Students team up to fight hunger

Call it class warfare.

For the sixth year in a row, Kathy Giles’ seventh-grade students at West Junior High School have done more for the community than their counterparts in the school’s other seventh-grade team.

“We haven’t lost yet,” Giles said early Thursday afternoon as students readied boxes of canned goods for delivery to the ECKAN food pantry.

Each year, Giles explained, the two teams compete to see which can do the most good for the community. The good – in this case, the number of canned goods – is divided by the number of students.

The 40 students on Giles’ team averaged 5.4 cans each while the competition, Amy Yates’ 130 students, averaged 2.5 cans. Together, the two teams collected 541 cans of food.

Yates’ students “collected more than we did,” Giles said, “but we collected more per-pupil.”

She added, “It’s a math exercise as well.”

This year’s competition focused on canned goods in response to reports that local charities’ food pantries were running low.

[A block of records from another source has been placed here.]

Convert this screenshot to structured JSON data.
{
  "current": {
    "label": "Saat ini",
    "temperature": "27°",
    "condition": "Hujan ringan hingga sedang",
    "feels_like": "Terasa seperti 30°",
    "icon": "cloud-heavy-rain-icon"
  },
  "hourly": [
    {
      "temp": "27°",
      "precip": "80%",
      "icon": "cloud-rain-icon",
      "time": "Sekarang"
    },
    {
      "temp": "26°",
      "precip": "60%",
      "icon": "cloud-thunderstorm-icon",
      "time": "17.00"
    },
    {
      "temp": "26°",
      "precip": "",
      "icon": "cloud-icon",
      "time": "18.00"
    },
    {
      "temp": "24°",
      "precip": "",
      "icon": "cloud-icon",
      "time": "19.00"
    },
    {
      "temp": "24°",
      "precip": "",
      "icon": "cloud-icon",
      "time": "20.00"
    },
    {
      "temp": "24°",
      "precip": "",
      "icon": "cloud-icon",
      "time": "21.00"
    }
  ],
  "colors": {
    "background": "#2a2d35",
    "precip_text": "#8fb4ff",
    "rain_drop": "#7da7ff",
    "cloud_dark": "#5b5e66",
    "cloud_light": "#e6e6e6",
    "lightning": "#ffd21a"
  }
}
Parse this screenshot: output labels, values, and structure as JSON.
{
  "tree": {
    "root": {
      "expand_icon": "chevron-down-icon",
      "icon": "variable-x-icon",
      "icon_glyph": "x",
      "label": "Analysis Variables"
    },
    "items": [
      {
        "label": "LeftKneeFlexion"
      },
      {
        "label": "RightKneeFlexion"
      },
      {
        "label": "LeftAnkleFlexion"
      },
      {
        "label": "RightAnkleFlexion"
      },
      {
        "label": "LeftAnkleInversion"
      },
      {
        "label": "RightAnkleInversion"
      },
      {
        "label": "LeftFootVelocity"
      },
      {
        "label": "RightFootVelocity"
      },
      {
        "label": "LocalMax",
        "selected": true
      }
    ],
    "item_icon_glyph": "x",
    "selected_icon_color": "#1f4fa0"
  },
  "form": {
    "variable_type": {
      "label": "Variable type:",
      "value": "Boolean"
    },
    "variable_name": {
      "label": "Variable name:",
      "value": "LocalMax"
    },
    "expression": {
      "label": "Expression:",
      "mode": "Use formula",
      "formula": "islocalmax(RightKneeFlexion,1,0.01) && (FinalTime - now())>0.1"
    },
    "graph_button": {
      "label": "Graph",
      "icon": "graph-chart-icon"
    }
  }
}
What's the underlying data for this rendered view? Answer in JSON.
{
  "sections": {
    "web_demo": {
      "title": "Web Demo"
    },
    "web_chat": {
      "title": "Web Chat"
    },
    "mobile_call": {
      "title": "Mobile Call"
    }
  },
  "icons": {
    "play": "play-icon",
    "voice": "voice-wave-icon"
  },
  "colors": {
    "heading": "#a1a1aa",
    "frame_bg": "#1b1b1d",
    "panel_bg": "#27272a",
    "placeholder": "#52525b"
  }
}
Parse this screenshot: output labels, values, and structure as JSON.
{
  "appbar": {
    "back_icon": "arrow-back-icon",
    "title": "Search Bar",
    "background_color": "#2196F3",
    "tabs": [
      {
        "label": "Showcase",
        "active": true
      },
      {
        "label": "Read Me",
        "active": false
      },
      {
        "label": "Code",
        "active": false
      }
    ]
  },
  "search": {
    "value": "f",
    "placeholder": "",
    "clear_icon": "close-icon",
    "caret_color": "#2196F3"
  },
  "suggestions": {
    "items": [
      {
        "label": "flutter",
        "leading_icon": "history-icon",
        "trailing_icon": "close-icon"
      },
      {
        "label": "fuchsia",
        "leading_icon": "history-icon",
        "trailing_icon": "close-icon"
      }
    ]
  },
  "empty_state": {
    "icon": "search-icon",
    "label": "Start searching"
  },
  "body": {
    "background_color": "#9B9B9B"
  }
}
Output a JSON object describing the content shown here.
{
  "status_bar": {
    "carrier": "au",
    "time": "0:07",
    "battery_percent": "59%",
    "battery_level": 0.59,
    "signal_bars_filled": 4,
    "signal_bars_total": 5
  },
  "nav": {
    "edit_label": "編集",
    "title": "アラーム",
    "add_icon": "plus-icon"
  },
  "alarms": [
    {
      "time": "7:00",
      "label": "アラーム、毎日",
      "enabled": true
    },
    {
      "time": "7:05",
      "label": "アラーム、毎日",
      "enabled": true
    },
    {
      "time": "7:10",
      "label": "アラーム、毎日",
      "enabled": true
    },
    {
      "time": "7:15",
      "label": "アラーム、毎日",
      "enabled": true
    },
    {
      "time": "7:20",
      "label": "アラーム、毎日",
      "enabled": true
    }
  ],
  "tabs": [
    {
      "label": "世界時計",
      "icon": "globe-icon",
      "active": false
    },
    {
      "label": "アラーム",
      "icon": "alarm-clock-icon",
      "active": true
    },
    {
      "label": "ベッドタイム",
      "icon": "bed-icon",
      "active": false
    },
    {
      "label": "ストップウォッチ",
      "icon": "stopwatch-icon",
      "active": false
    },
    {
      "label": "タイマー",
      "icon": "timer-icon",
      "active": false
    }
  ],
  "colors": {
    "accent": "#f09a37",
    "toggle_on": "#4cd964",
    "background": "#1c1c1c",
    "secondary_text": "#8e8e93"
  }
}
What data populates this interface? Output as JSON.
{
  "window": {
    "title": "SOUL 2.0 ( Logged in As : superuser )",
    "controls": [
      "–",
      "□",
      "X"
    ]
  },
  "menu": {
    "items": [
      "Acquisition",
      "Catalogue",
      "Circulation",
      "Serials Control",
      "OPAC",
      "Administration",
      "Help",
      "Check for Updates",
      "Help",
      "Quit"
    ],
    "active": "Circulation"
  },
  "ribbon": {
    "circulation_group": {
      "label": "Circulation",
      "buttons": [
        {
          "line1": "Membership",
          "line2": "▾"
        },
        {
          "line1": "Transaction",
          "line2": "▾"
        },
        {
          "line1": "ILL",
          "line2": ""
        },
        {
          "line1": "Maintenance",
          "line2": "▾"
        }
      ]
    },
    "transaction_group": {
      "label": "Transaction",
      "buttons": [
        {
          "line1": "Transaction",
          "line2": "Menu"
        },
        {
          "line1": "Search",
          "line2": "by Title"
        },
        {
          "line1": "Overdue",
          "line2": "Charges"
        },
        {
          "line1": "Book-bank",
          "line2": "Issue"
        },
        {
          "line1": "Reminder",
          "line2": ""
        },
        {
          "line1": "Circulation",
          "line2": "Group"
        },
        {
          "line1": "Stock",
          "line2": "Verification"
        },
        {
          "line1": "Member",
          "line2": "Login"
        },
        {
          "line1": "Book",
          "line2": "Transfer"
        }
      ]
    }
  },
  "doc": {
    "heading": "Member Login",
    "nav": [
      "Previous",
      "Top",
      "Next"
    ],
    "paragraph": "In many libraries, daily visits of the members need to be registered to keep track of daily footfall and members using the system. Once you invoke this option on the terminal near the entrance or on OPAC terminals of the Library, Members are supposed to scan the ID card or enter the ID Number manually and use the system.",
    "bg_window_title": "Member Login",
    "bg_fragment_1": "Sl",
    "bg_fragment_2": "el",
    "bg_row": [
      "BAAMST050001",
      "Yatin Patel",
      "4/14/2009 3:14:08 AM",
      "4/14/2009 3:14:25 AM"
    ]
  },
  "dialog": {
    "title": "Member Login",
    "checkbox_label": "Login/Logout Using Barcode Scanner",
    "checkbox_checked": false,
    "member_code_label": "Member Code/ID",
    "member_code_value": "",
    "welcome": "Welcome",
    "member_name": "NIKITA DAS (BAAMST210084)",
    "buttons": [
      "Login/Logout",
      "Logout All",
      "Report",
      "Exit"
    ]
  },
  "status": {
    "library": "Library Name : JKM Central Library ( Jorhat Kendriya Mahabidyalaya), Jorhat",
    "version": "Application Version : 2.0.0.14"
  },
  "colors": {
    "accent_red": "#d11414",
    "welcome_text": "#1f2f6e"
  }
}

From left, West Junior High seventh-graders Stefan Kuczera, Lucas Smith and Lilly Cottrell on Thursday help load canned food to take to the ECKAN pantry. The students donated the food to win a competition.

“We’re definitely down from where we were last year,” said Paul Hunt, who oversees the pantry at the Ballard Community Center, 708 Elm. “Last year, we had trouble finding places to put the stuff; this year, we’re having trouble coming up with the stuff.”

The same, he said, is true at the city’s other charity pantries.

In recognition of their victory, Giles’ students will be feted with an in-class movie – “We’ve chosen ‘Herbie,'” she said – with popcorn and soda.

Though her team lost, seventh-grader Lindsey Morris praised the groups’ efforts.

“We like to help people out,” she said. “I don’t think anyone should have to live in poverty, but it looks like America doesn’t have enough money to give everybody food or a job.”